Xbox360も、結局のところこの「ゲーマー市場」をもっと盛り上げていかないとどうにもならないと思うんですよね。次世代ゲーム機ではもっとも「従来ゲーム機の延長線」にあるハードだと思いますし。同じ路線での次世代機なら、同じ路線が売れる市場をなんとしても作っていかないと。
PS3も人事ではありません。Xbox360の苦戦ぶりを1年間見ていたはずなのに、「PSなら大丈夫」とでも思っていたのかろくな施策もせず同様の失敗に陥っているところを見ると、なんだかなぁ、と感じてしまうところがあります。AV機能やCPU性能などは素晴らしいのですが、それらも基本的にゲーム機として成功こそ生かされるものです。まあ、AVマニアとかに受けるゲームを出すとか、AV側にゲームの方を合わせていくのなら話は別でしょうけど、AV機器とゲーム機では売り方もかなり異なりますしね。

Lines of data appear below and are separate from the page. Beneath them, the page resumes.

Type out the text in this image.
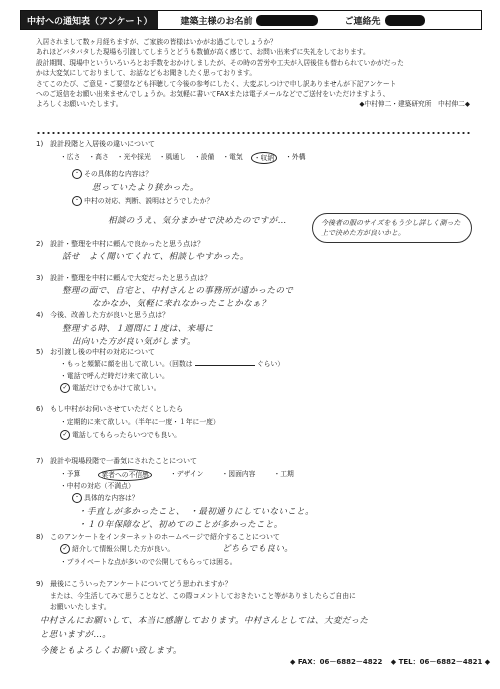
中村への通知表（アンケート）	建築主様のお名前	ご連絡先

入居されまして数ヶ月経ちますが、ご家族の皆様はいかがお過ごしでしょうか？

あれほどバタバタした現場も引渡してしまうとどうも数値が高く感じて、お問い出来ずに失礼をしております。

設計期間、現場中といういろいろとお手数をおかけしましたが、その時の苦労や工夫が入居後住も替わられていかがだった

かは大変気にしておりまして、お話などもお聞きしたく思っております。

さてこのたび、ご意見・ご要望なども拝聴して今後の参考にしたく、大変ぶしつけで申し訳ありませんが下記アンケート

へのご返信をお願い出来ませんでしょうか。お気軽に書いてFAXまたは電子メールなどでご送付をいただけますよう、

よろしくお願いいたします。	◆中村伸二・建築研究所　中村伸二◆

1)　設計段階と入居後の違いについて
・広さ ・高さ ・光や採光 ・風通し ・設備 ・電気	・収納	・外構
・ その具体的な内容は？
思っていたより狭かった。
・ 中村の対応、判断、説明はどうでしたか？
相談のうえ、気分まかせで決めたのですが…	今後者の服のサイズをもう少し詳しく測った上で決めた方が良いかと。
2)　設計・整理を中村に頼んで良かったと思う点は？
話せ　よく聞いてくれて、相談しやすかった。
3)　設計・整理を中村に頼んで大変だったと思う点は？
整理の面で、自宅と、中村さんとの事務所が遠かったので
なかなか、気軽に来れなかったことかなぁ？
4)　今後、改善した方が良いと思う点は？
整理する時、１週間に１度は、来場に
出向いた方が良い気がします。
5)　お引渡し後の中村の対応について
・もっと頻繁に顔を出して欲しい。（回数は	ぐらい）
・電話で呼んだ時だけ来て欲しい。
✓ 電話だけでもかけて欲しい。
6)　もし中村がお伺いさせていただくとしたら
・定期的に来て欲しい。（半年に一度・１年に一度）
✓ 電話してもらったらいつでも良い。
7)　設計や現場段階で一番気にされたことについて
・予算	業者への不信感	・デザイン	・図面内容	・工期
・中村の対応（不満点）
・ 具体的な内容は？
・手直しが多かったこと、　・最初通りにしていないこと。
・１０年保障など、初めてのことが多かったこと。
8)　このアンケートをインターネットのホームページで紹介することについて
✓ 紹介して情報公開した方が良い。	どちらでも良い。
・プライベートな点が多いので公開してもらっては困る。
9)　最後にこういったアンケートについてどう思われますか？
または、今生活してみて思うことなど、この際コメントしておきたいこと等がありましたらご自由に
お願いいたします。
中村さんにお願いして、本当に感謝しております。中村さんとしては、大変だった
と思いますが…。
今後ともよろしくお願い致します。
◆ FAX：06－6882－4822 ◆ TEL：06－6882－4821 ◆
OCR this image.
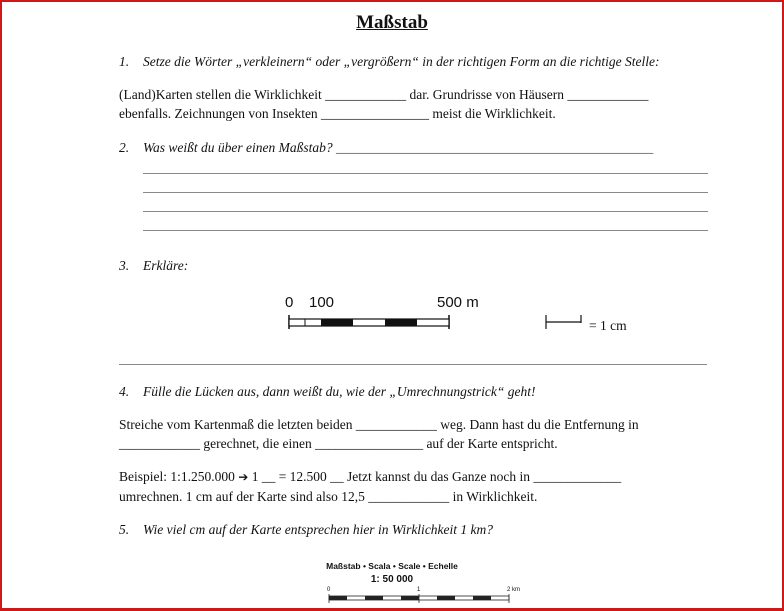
Maßstab
1. Setze die Wörter „verkleinern“ oder „vergrößern“ in der richtigen Form an die richtige Stelle:
(Land)Karten stellen die Wirklichkeit ____________ dar. Grundrisse von Häusern ____________
ebenfalls. Zeichnungen von Insekten ________________ meist die Wirklichkeit.
2. Was weißt du über einen Maßstab? _______________________________________________
3. Erkläre:
0 100	500 m
= 1 cm
4. Fülle die Lücken aus, dann weißt du, wie der „Umrechnungstrick“ geht!
Streiche vom Kartenmaß die letzten beiden ____________ weg. Dann hast du die Entfernung in
____________ gerechnet, die einen ________________ auf der Karte entspricht.
Beispiel: 1:1.250.000 ➔ 1 __ = 12.500 __ Jetzt kannst du das Ganze noch in _____________
umrechnen. 1 cm auf der Karte sind also 12,5 ____________ in Wirklichkeit.
5. Wie viel cm auf der Karte entsprechen hier in Wirklichkeit 1 km?
Maßstab • Scala • Scale • Echelle
1: 50 000
0	1	2 km
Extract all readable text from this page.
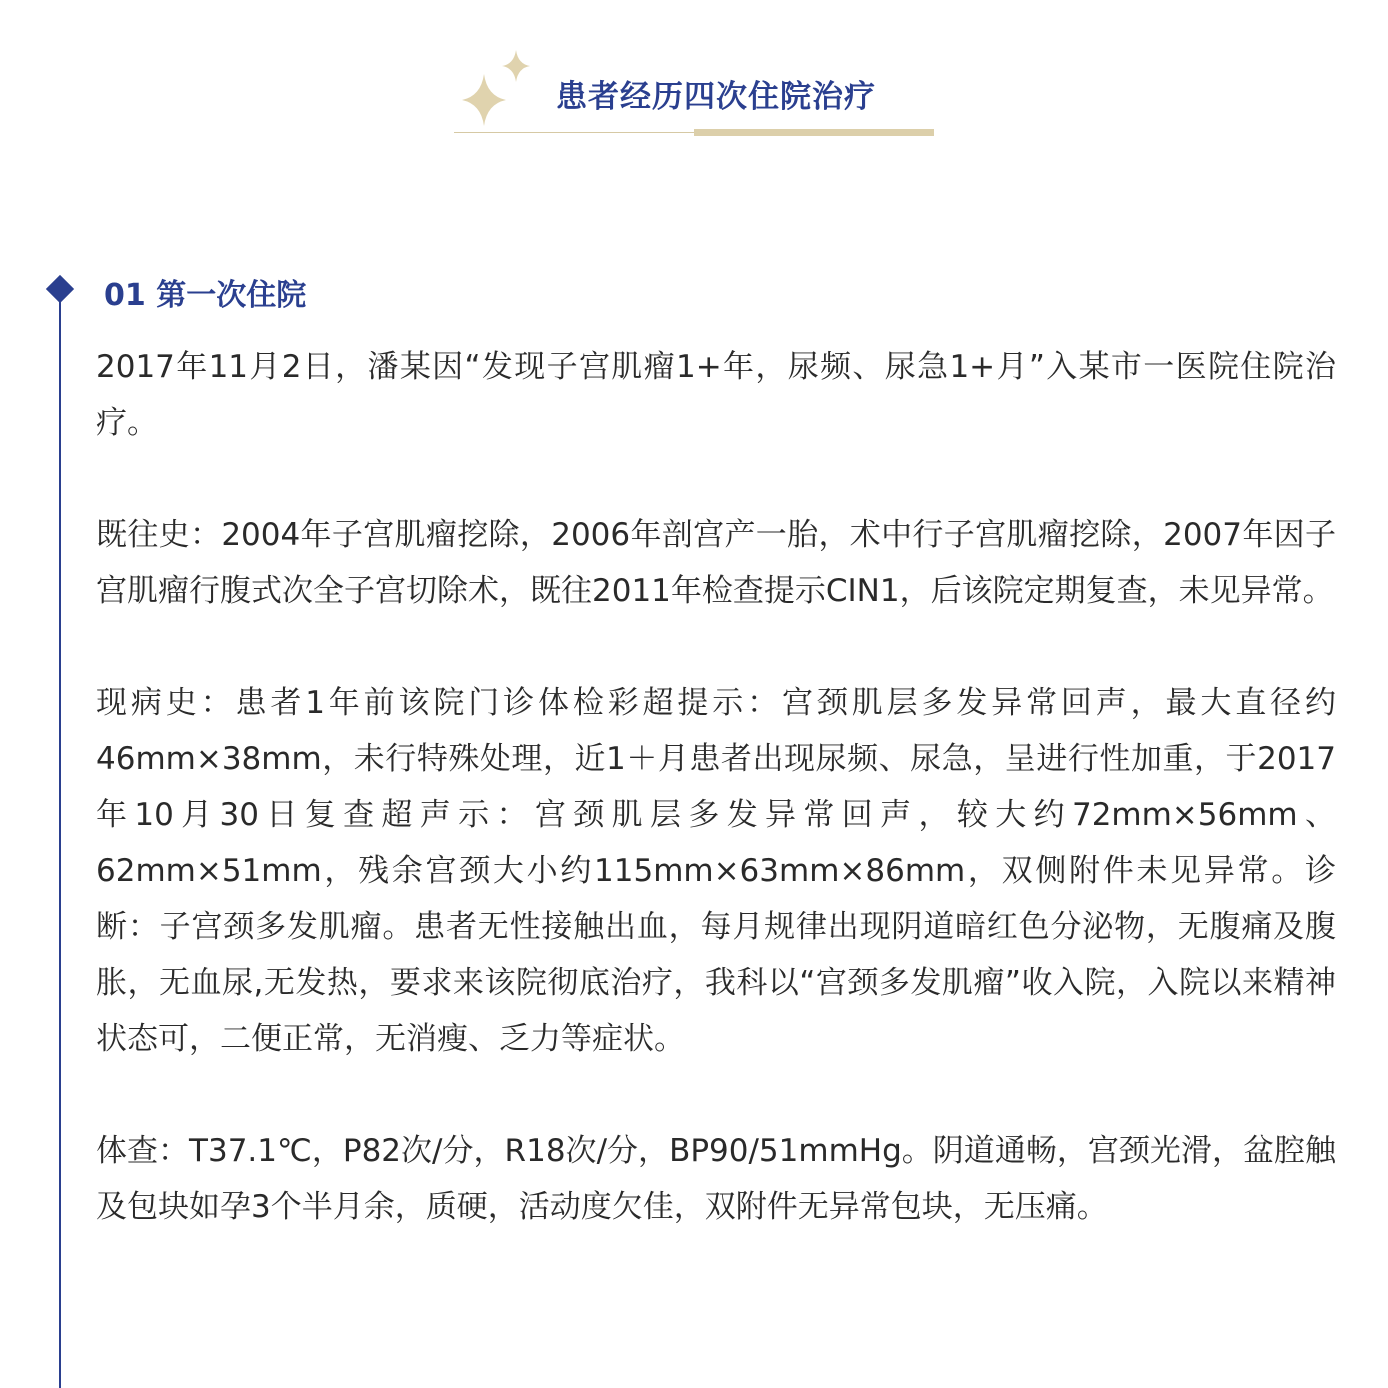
患者经历四次住院治疗
01 第一次住院

2017年11月2日，潘某因“发现子宫肌瘤1+年，尿频、尿急1+月”入某市一医院住院治疗。

既往史：2004年子宫肌瘤挖除，2006年剖宫产一胎，术中行子宫肌瘤挖除，2007年因子宫肌瘤行腹式次全子宫切除术，既往2011年检查提示CIN1，后该院定期复查，未见异常。

现病史：患者1年前该院门诊体检彩超提示：宫颈肌层多发异常回声，最大直径约46mm×38mm，未行特殊处理，近1＋月患者出现尿频、尿急，呈进行性加重，于2017年10月30日复查超声示：宫颈肌层多发异常回声，较大约72mm×56mm、62mm×51mm，残余宫颈大小约115mm×63mm×86mm，双侧附件未见异常。诊断：子宫颈多发肌瘤。患者无性接触出血，每月规律出现阴道暗红色分泌物，无腹痛及腹胀，无血尿,无发热，要求来该院彻底治疗，我科以“宫颈多发肌瘤”收入院，入院以来精神状态可，二便正常，无消瘦、乏力等症状。

体查：T37.1℃，P82次/分，R18次/分，BP90/51mmHg。阴道通畅，宫颈光滑，盆腔触及包块如孕3个半月余，质硬，活动度欠佳，双附件无异常包块，无压痛。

結局のところ、規模の大きいソフトメーカーが、ただ従来の焼き直しを繰り返して利益を拡大し続けようと言うのが元々無茶な話な訳です。そう言う意味では、日本での一強時代がちょっと長すぎた、という印象ですかね。PS2でよく売れるムービーRPGライトノベル風のゲームを作り続けたいのであれば、元々任天堂が弱い分野なんですから、他のメーカー側で盛り上げていかないと。それができなければ、他の業界同様、企業淘汰が進むだけでしょうし。狭いパイの拡大もせず、ただ多くの企業で食い合いをするだけでは、脱落企業が続出するのも当たり前と言えば当たり前ですし。

日本製ゲームの行方はいかに

自分も正直リアルグロの多い洋ゲーはあまり好きな方ではないので、もうちょっと国内メーカーにも頑張って欲しいんですけどね。「日本人向けのゲームをよりクオリティアップするためにHD化する」のではなく、「HDゲームを作るために海外で洋ゲー風ゲームを出す」というのは、なんか手段と目的が逆転してしまっている印象も受けます。
企業としてはより規模のでかい海外で勝負したいというのも分かるのですが、ゲームは日本発の娯楽TVゲームは日本の誇る娯楽なんですから、日本人の嗜好に合わないようなゲームがあふれるような未来は、できればなってほしくないな、とは思います。海外でも成功している脳トレnintendogsのように、むしろ海外に日本の感性のすごさを見せつけてやるぐらいの気概で頑張って欲しいものです。